Question

Hi there,

I was wondering if anyone can provide some pointers on how to check for diamond dependencies whilst performing a Depth-First Search over a graph...I have the following graph A -> B, A -> F, B -> C, B-> E, C -> D, E -> D.

I am trying to construct a hirearchy of containers that represent the specified graph however when i reach a diamond dependency i am not sure what to do. For example, in my graph, C and E are both child containers of B, when i resolve D i need to reference C and E. Could i detect a diamond dependency and combine C and E into a single container?

Thanks

Rohan

Answer 1

Rohan you can use depth-first-search to detect "diamond-deps" by looking for cross or forward edges. If you take a look at the pseudo-code implementation of depth-first-search on the boost-graph-library homepage.
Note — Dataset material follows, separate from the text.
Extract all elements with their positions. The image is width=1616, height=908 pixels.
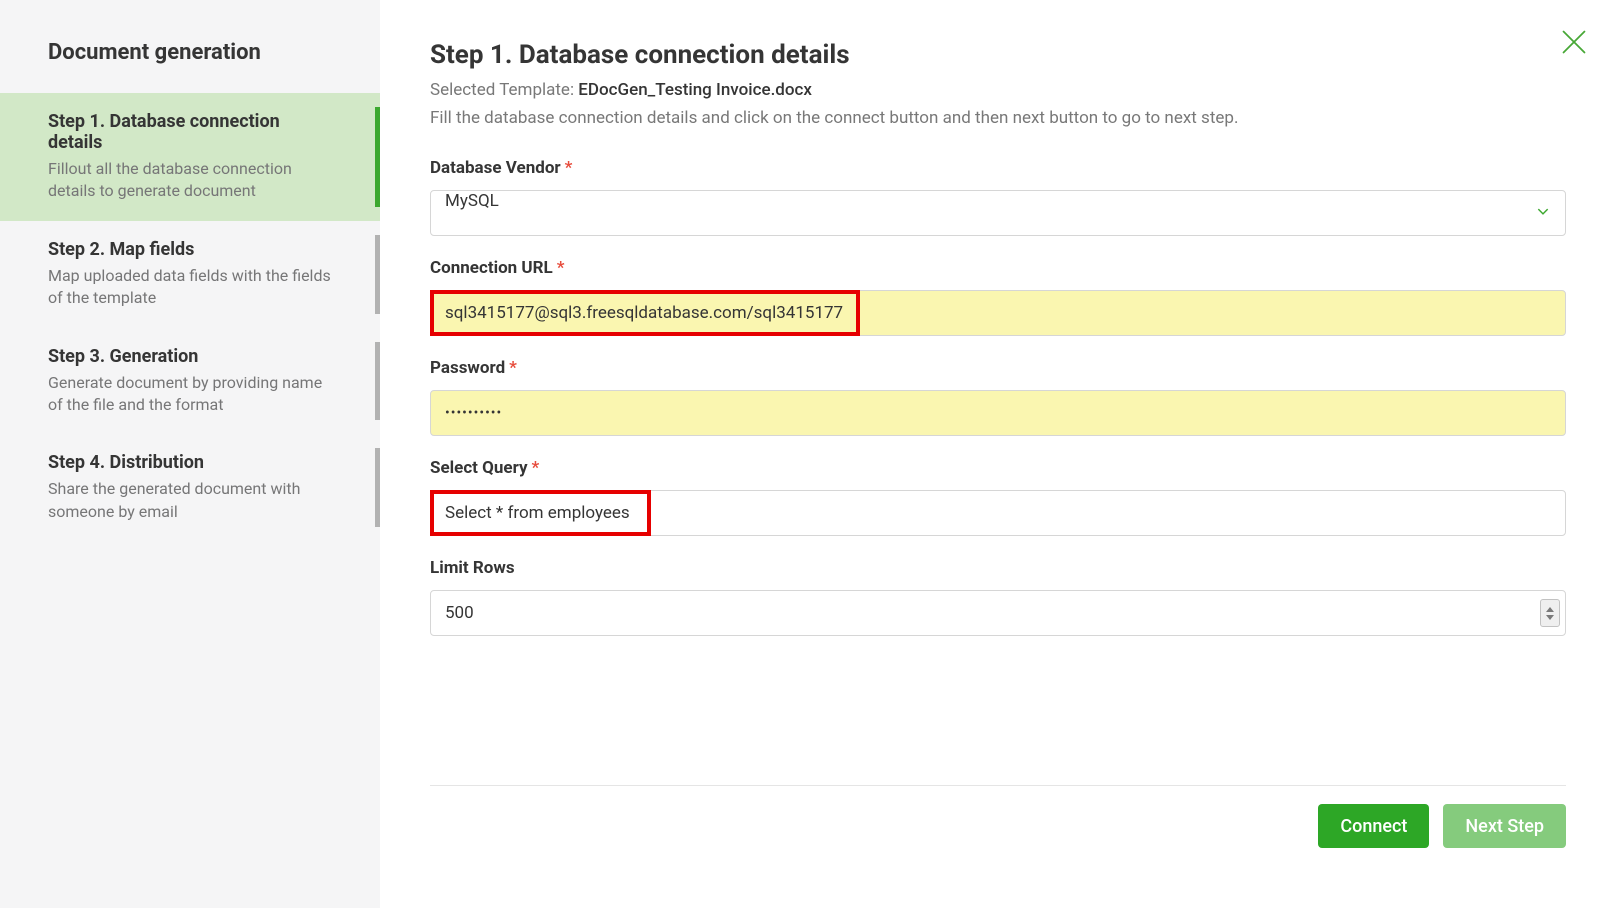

... else if (color[v] = BLACK) (u,v) is a cross or forward edge ...

Answer 2

Rohan, since I sometimes teach algorithms and data structures I may be biased, but I suspect you need to look into a graph algorithms book. There are a lot of different ways to do things that this seems to suggest, but it's not completely clear what you are really trying to do. Yes, in this case where you have two nodes with the incoming edges and outgoing edges to/from the same nodes (here, (B,E),(B,C) (C,D), (E,D)) it would be legit to combine the two nodes C and E into a "C,E" node. It would also be legit to break D into D₁ and D₂ have make this a tree instead of a DAG.

That is, it would be legit to do so depending on the problem.

Answer 3

I'm not really sure what you are trying to do, but at the latest when your graph contains cycles you really need to detect nodes you find repeatedly during your search. Usually this is done by marking the nodes in some way while you process them, so that you can see later if you already visited them before. How well this works in your case depends on your implementation and how these nodes look like...

Answer 4

Graph theory is a very large and complex field of mathematics. It's one of those things where a little knowledge can be a dangerous thing :) It can also be difficult to find simple explanations for even basic applications of graph theory. Chances are very good that anything you are likely to encounter with graphs has been beaten to death and has 5 times more pitfalls and gotchas then you imagined there could be when you tackled the problem.

I'm guessing you will see some very reasonable suggestions here and then a little later they will be identified as partly or even mostly wrong. Step carefully.

Answer 5

I find it easiest to think of graph algorithms using colors.

All nodes start off white.

A node that's being processed is colored gray.

Once a node has been processed color it black.

You color a node gray as soon as you encounter it.

You color a node black once you've finished processing its children.

If you encounter a black node then you've hit a diamond dependency.

Answer 6

I do not know how you are defining the Nodes of the graph. Lets say one way to represent the node is as below -

public interface Node {
            int getValue();
            List<Node> getChildren();
        }

The problem with such implementation is - we do not know the parent of one Node. If we have some way to know who are the paretent of one node, we can figure out the diamond dependency.

For example, in your case, We should start from the bottom of the tree, and we can see that D has two Parenets and they are coming from B. So I would say Build your graph which takes care of not only childerns but also parents. Then in one pass, figure out which Nodes have more than one parent (like D has) and if those parenets (C and E) have the same parent (B).